Lies and Weddings(119)



“A Miss Hong Kong pregnant out of wedlock? What a scandal! What happened to her?”

Rosina sighed sadly. “Gam seui, ah![*5] She flew secretly to Perth to have an abortion, but shortly afterward we heard she died of sepsis. She was one of my closest friends, and I never got to say goodbye. It happened so suddenly, and you know what, the strangest thing of all is how—” Rosina suddenly let out a gasp before going very quiet.

“Rosina? Are you there?”

“Hiyah, how am I so stupid! It’s been staring me right in the face this whole time…,” Rosina muttered to herself.

“What’s staring you in the face?” Arabella asked, confused.

“Arabella…where’s Thomas Tong now?”

“I have no idea. He’s no longer my doctor,” Arabella said coldly.

“I mean, is he in England, Asia, America?”

“I would assume he’s right down the road in his tiny sad cottage.”

“Sit tight. I’ll call you back. I may have unearthed something…to your benefit. Trust me, this is going to change everything!”

“What? Tell me!” Arabella demanded.

Rosina hung up without another word.




Skip Notes

*1 “Fish congee” in Cantonese. Rosina’s chef prepared her rice congee with dried scallops, fresh pomfret, abalone slices, delicate slivers of ginger, and a sprinkling of golden fried shallots.



*2 It should be Lord Francis Gresham, of course, not Rufus. The Post needs to hire better fact-checkers.



*3 Rosina wasn’t actually on safari. She was in Seoul getting a very subtle brow lift.



*4 “Cockroach” in Cantonese.



*5 “So cursed!” in Cantonese.





Coron, 2013


PALAWAN ISLANDS, PHILIPPINES




They were speeding past tiny atolls in the most crystalline blue waters Thomas had ever seen. With the spray of salt water on his face and the sun on his back, he felt invigorated after his twenty-plus-hour journey from England to this remote island chain in the Sulu Sea. This trip had been six months in the making, and after the most delicate of negotiations, under the cloak of intense secrecy, he was finally going to meet Rene Tan, the mysterious financier who had agreed to lend Francis Gresham a hundred million dollars, off the books.

Thomas glanced at the silent man sitting at the back of the boat, a semiautomatic rifle lodged between his feet. The speedboat pulled up to the jetty of an island, and as Thomas disembarked he could see in the distance a magnificent sleek glass house peeking out through the dense tropical foliage. Soon, he was ensconced within the compound of this private estate, seated on an antique wooden chair with incongruously long arms, drinking ice-cold kalamansi juice and gazing out at a beautiful lagoon.

Behind him came the gravelly laugh of a man’s voice. “Do you know what the chair is for?”

Thomas turned around and saw a man in his fifties, thick around the middle but robust in stature, dressed in a nylon jogging suit and baseball cap. “I don’t,” Thomas said, rising from the chair to shake his hand.

The man did not extend his hand. Instead, he said, “That’s a nineteenth-century birthing chair. The woman puts her legs up on those wide arms, and it helps position her when she goes into labor.”

“Of course,” Thomas said. “You must be Mr. Tan?”

“Indeed I am.”

“You’ve got quite a place here. It’s the most beautiful private island I’ve ever been to.”

“You go to many private islands?”

“This is my first, actually.”

“Mine too. No one invites me anywhere. I’m not fit for polite society, you know. All the Filipino grandees, they’ll do business with me, but I’m never invited over to their country estates in Calatagan or their resort villas in Punta Fuego. Which is why I created this paradise for myself. Now of course they are all begging to be invited, but I don’t have many people over. Truth be told, I hate rich people. Most of them are motherfucking bores. The older the money, the more intolerable to me. You know, I credit two people in the whole world for making me who I am. The first is Enrique Tan—”

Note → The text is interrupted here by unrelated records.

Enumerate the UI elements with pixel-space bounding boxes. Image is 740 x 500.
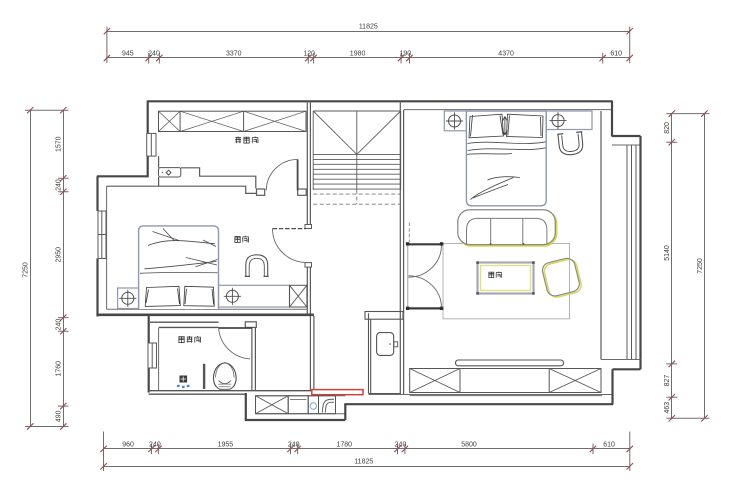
- svg-text:240: 240: [56, 179, 63, 191]
- svg-text:240: 240: [148, 50, 160, 57]
- svg-text:120: 120: [303, 50, 315, 57]
- svg-text:1980: 1980: [350, 50, 366, 57]
- svg-text:610: 610: [610, 50, 622, 57]
- svg-text:3370: 3370: [226, 50, 242, 57]
- svg-text:1780: 1780: [337, 441, 353, 448]
- svg-text:7250: 7250: [697, 258, 704, 274]
- svg-text:240: 240: [56, 319, 63, 331]
- svg-text:1570: 1570: [56, 136, 63, 152]
- svg-text:5800: 5800: [461, 441, 477, 448]
- svg-text:490: 490: [56, 410, 63, 422]
- svg-text:610: 610: [603, 441, 615, 448]
- svg-text:11825: 11825: [359, 24, 378, 31]
- svg-text:827: 827: [664, 375, 671, 387]
- svg-text:4370: 4370: [498, 50, 514, 57]
- svg-text:1760: 1760: [56, 361, 63, 377]
- svg-text:240: 240: [149, 441, 161, 448]
- svg-text:190: 190: [399, 50, 411, 57]
- svg-text:5140: 5140: [664, 245, 671, 261]
- svg-text:240: 240: [395, 441, 407, 448]
- svg-text:2950: 2950: [56, 247, 63, 263]
- svg-text:240: 240: [288, 441, 300, 448]
- svg-text:945: 945: [122, 50, 134, 57]
- svg-text:11825: 11825: [354, 459, 373, 466]
- svg-text:960: 960: [122, 441, 134, 448]
- svg-text:820: 820: [664, 122, 671, 134]
- svg-text:7250: 7250: [23, 262, 30, 278]
- svg-text:463: 463: [664, 402, 671, 414]
- svg-text:1955: 1955: [218, 441, 234, 448]
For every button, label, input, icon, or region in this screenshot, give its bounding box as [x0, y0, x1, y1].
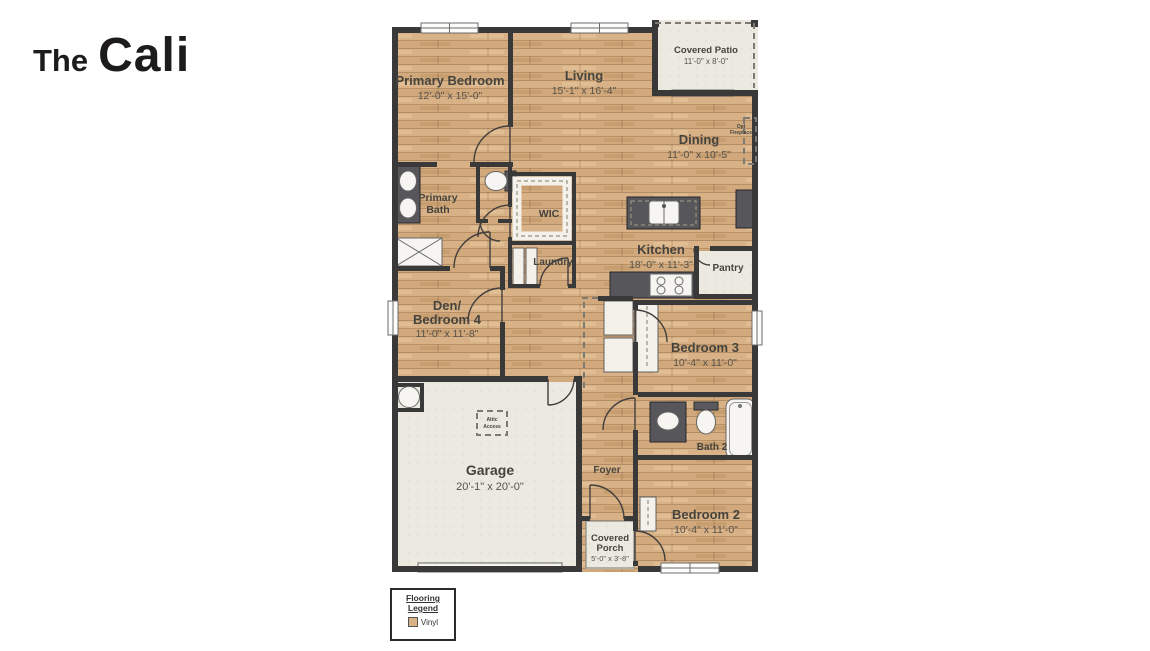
covered-patio-label: Covered Patio [674, 45, 738, 56]
den-bedroom4-dims: 11'-0" x 11'-8" [415, 328, 478, 340]
flooring-legend: Flooring Legend Vinyl [390, 588, 456, 641]
primary-bedroom-dims: 12'-0" x 15'-0" [418, 90, 483, 102]
bedroom2-label: Bedroom 2 [672, 507, 740, 522]
water-heater-icon [399, 387, 420, 408]
laundry-label: Laundry [533, 257, 573, 268]
attic-access-note: Attic [486, 417, 497, 423]
bathtub-icon [726, 399, 755, 459]
kitchen-label: Kitchen [637, 242, 685, 257]
sink-icon [657, 412, 679, 430]
legend-item-vinyl: Vinyl [392, 617, 454, 627]
dining-dims: 11'-0" x 10'-5" [667, 149, 731, 161]
legend-title-line1: Flooring [392, 593, 454, 603]
stove-icon [650, 274, 692, 296]
attic-access-note: Access [483, 424, 501, 430]
bath2-label: Bath 2 [697, 442, 728, 453]
covered-patio-dims: 11'-0" x 8'-0" [684, 57, 728, 66]
living-dims: 15'-1" x 16'-4" [552, 85, 617, 97]
washer-icon [513, 248, 524, 286]
foyer-closet [604, 301, 633, 335]
wic-label: WIC [539, 208, 560, 220]
floor-plan-page: The Cali [0, 0, 1150, 651]
foyer-label: Foyer [593, 465, 620, 476]
bedroom3-dims: 10'-4" x 11'-0" [673, 357, 737, 369]
floor-plan-svg: Primary Bedroom 12'-0" x 15'-0" Living 1… [0, 0, 1150, 651]
toilet-icon [697, 410, 716, 434]
den-bedroom4-label: Bedroom 4 [413, 312, 482, 327]
sink-icon [400, 171, 417, 191]
garage-dims: 20'-1" x 20'-0" [456, 481, 524, 493]
bedroom2-dims: 10'-4" x 11'-0" [674, 524, 738, 536]
dining-label: Dining [679, 132, 719, 147]
primary-bath-label: Primary [418, 192, 457, 204]
opt-fireplace-note: Fireplace [730, 130, 752, 136]
pantry-label: Pantry [712, 263, 744, 274]
foyer-closet [604, 338, 633, 372]
kitchen-dims: 18'-0" x 11'-3" [629, 259, 693, 271]
primary-bath-label: Bath [426, 204, 449, 216]
vinyl-swatch-icon [408, 617, 418, 627]
legend-title-line2: Legend [392, 603, 454, 613]
legend-title: Flooring Legend [392, 593, 454, 613]
covered-porch-label: Porch [597, 543, 624, 554]
toilet-icon [694, 402, 718, 410]
toilet-icon [485, 172, 507, 191]
covered-porch-dims: 5'-0" x 3'-8" [591, 554, 629, 563]
den-bedroom4-label: Den/ [433, 298, 462, 313]
sink-icon [400, 198, 417, 218]
bedroom3-label: Bedroom 3 [671, 340, 739, 355]
garage-label: Garage [466, 462, 514, 478]
vinyl-label: Vinyl [421, 618, 438, 627]
primary-bedroom-label: Primary Bedroom [395, 73, 504, 88]
living-label: Living [565, 68, 603, 83]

“The industrialist who built much of the modern Philippines,” Thomas remarked.

“Yes, you’ve heard of him. I was his partner on most of those projects. I did all the dirty work, and when he died, childless—well, he had a few bastards here and there but no official kids—he left me the business. And I expanded into construction in South America, Central Asia, and Africa. I’m the one who made this business big-time.”

“I see. And who was the other person who helped you?”

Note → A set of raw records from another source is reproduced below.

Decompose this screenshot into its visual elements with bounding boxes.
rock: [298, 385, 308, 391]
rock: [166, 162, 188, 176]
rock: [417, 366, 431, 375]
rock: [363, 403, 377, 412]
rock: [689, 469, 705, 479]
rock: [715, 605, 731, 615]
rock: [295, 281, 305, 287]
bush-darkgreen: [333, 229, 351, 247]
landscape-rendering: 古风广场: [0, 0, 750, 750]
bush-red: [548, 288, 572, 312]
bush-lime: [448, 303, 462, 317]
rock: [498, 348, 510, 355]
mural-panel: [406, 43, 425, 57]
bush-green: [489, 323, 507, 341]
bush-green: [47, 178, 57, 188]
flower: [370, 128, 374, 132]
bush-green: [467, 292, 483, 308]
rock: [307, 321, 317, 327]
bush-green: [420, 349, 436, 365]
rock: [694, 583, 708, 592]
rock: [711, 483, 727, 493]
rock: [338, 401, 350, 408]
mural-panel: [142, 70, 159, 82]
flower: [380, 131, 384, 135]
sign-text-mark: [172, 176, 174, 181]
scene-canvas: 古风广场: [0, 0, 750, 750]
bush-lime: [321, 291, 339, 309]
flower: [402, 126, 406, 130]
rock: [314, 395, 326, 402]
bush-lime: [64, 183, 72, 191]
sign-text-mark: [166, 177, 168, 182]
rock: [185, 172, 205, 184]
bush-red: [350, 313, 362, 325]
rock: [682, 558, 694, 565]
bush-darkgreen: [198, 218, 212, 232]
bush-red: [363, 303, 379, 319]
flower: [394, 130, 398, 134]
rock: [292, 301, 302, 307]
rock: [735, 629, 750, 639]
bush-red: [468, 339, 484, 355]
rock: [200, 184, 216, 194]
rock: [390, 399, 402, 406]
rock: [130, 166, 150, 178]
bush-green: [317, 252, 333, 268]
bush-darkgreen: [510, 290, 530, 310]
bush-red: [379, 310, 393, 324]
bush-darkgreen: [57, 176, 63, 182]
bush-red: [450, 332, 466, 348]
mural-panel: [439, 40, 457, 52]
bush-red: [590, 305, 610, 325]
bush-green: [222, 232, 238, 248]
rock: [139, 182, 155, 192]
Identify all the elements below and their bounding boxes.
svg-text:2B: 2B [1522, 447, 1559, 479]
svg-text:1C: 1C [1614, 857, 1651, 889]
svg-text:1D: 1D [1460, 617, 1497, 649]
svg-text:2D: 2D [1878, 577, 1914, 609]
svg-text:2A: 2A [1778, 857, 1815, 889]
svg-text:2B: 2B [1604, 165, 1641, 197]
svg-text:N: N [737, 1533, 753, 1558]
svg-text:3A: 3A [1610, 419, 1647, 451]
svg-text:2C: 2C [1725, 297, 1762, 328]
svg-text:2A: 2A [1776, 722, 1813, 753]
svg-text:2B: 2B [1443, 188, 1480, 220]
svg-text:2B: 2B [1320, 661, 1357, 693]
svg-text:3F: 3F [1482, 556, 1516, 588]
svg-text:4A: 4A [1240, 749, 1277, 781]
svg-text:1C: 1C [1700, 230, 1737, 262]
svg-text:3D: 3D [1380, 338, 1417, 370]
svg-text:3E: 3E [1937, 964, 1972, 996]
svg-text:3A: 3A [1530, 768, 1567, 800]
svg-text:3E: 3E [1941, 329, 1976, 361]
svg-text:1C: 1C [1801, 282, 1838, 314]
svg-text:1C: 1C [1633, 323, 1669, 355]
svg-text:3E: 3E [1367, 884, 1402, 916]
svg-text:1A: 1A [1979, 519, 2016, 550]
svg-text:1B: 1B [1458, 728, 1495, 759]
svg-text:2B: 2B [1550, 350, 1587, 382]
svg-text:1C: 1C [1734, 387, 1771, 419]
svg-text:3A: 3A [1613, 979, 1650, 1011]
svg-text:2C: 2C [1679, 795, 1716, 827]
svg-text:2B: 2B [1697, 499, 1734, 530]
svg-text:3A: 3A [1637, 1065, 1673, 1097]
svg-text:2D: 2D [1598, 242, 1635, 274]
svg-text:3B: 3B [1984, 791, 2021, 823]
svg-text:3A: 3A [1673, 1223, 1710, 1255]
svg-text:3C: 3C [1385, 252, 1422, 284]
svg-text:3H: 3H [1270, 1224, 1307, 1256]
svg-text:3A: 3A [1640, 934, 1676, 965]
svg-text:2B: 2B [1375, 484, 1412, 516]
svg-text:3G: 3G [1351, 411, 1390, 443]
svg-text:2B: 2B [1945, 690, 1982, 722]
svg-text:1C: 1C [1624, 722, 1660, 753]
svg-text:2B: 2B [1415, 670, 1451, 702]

“Your father. Dr. George Tong.”

Thomas stared at him in surprise.

“You don’t have a fucking clue who I am, do you?”

Thomas shook his head.

Rene let out a conspiratorial laugh. “Let me give you a clue.”

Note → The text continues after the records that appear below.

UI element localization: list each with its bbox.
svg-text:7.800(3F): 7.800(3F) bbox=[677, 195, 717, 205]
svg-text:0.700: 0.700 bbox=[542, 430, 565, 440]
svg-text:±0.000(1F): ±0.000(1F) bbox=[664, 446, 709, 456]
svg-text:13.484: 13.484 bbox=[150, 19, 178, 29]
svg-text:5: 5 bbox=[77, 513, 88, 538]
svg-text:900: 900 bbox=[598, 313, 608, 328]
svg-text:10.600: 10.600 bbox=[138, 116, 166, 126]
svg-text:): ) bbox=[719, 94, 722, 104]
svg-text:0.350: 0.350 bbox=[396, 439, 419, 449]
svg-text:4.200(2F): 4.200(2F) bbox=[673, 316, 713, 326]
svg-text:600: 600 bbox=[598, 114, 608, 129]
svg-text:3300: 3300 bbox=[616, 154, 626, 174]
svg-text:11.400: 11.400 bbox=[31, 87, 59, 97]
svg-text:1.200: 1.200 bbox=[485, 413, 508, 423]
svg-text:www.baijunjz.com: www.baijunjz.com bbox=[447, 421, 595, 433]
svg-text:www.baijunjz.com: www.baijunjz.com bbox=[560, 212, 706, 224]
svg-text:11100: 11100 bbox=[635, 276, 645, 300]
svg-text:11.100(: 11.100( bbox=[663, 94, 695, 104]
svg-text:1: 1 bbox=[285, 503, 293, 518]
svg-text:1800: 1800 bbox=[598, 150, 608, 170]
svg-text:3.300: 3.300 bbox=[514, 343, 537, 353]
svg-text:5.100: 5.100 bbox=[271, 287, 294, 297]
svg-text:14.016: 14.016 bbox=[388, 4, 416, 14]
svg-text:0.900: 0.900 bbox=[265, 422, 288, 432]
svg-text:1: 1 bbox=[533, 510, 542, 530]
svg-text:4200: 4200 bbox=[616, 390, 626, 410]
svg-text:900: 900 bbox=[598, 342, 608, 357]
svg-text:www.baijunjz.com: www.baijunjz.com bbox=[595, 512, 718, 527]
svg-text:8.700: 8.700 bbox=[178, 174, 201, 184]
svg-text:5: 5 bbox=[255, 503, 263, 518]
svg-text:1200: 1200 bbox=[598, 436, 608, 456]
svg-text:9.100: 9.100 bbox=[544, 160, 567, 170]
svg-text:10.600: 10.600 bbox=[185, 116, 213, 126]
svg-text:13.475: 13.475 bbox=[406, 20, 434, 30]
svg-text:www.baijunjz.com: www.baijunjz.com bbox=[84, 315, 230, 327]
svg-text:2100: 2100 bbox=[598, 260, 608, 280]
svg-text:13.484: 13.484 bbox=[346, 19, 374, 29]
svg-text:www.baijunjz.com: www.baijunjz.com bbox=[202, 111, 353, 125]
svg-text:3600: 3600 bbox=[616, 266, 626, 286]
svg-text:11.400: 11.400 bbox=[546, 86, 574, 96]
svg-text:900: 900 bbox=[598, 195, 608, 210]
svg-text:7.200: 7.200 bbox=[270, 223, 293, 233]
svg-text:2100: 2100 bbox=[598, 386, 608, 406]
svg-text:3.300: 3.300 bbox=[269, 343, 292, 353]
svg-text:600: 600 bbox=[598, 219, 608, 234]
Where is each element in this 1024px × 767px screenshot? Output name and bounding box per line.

He led Thomas into the next room, a vast, elegant drawing room filled with contemporary tropical wooden furniture. By the fireplace that was large enough to roast a whole cow was a B?sendorfer concert grand piano. With the flick of a button, the piano began playing by itself. Debussy’s “Clair de Lune.” A chill went up Thomas’s spine as he approached the piano. Sitting on the ledge of the piano was a single silver-framed photo of Thomas’s wife.